Au Vieux-Moulin, la soirée fut tragique. Suzanne, qui arrivait de Bœrsweilen sans avoir pu voir son père, Suzanne ajoutait à la détresse par ses sanglots et ses lamentations. Morestal et Philippe, taciturnes, le regard fiévreux, semblaient se fuir. Marthe, qui devinait les angoisses de son mari, ne le quittait pas des yeux, comme si elle craignait de sa part un coup de tête. Et la même appréhension devait tourmenter Mme Morestal, car elle recommanda plusieurs fois à Philippe :

— Surtout pas de discussions avec ton père. Il est malade. Toutes ces histoires le remuent bien assez. Un choc entre vous serait terrible.

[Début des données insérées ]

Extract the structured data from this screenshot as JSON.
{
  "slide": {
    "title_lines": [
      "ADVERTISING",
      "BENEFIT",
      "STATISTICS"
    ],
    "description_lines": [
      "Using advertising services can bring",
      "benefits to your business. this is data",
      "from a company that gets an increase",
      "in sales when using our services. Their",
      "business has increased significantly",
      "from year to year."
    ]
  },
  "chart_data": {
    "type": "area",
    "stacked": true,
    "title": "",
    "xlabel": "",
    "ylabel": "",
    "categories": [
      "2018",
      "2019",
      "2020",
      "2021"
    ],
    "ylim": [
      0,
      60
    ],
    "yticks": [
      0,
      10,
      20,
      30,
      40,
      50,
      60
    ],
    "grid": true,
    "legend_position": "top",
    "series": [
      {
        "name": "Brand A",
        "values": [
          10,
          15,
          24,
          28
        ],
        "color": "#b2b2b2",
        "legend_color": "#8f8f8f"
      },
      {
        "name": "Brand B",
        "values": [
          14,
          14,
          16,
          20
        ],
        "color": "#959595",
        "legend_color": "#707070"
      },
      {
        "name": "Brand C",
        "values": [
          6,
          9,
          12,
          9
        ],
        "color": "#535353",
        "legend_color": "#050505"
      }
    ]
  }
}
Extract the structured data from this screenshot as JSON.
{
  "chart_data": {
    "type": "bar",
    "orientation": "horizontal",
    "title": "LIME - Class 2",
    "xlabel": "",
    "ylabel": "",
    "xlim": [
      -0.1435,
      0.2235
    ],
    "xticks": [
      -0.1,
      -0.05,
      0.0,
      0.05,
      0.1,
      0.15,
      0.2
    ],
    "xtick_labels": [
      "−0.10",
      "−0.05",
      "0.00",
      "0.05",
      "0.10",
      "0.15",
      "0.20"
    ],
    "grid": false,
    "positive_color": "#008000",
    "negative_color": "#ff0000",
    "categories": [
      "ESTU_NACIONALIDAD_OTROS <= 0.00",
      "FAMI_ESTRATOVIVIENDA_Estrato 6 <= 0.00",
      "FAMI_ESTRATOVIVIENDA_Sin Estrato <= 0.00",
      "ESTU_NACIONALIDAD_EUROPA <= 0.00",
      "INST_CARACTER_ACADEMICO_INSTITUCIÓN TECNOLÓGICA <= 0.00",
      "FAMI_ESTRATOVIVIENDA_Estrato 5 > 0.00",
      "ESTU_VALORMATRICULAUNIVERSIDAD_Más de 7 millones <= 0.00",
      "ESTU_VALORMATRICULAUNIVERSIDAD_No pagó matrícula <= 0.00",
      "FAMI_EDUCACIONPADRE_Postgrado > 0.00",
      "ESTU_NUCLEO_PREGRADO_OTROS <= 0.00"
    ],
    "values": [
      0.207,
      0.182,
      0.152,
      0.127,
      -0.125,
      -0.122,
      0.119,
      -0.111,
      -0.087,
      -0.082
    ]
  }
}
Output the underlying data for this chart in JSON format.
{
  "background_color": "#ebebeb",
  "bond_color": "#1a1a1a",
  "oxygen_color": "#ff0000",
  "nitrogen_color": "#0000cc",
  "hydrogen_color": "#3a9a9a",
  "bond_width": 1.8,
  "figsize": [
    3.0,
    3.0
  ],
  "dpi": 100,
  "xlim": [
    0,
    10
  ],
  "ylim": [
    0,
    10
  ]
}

Et cela aussi, l’idée de ce mal qu’il ignorait, mais auquel son imagination exaspérée donnait une importance croissante, cela aussi torturait Philippe.

Ils se levèrent tous, le dimanche matin, avec la certitude que la nouvelle de la guerre leur parviendrait au cours de cette journée, et le vieux Morestal partait pour Saint-Élophe afin d’y prendre les dispositions nécessaires en cas d’alerte, quand une sonnerie de téléphone le rappela.

C’était le sous-préfet de Noirmont qui lui transmettait une nouvelle communication de la préfecture. Les deux Morestal devaient se trouver à midi à la Butte-aux-Loups.

Un instant plus tard, l’Éclaireur des Vosges, par une dépêche publiée en tête de ses colonnes, les renseignait sur la portée de cette troisième convocation.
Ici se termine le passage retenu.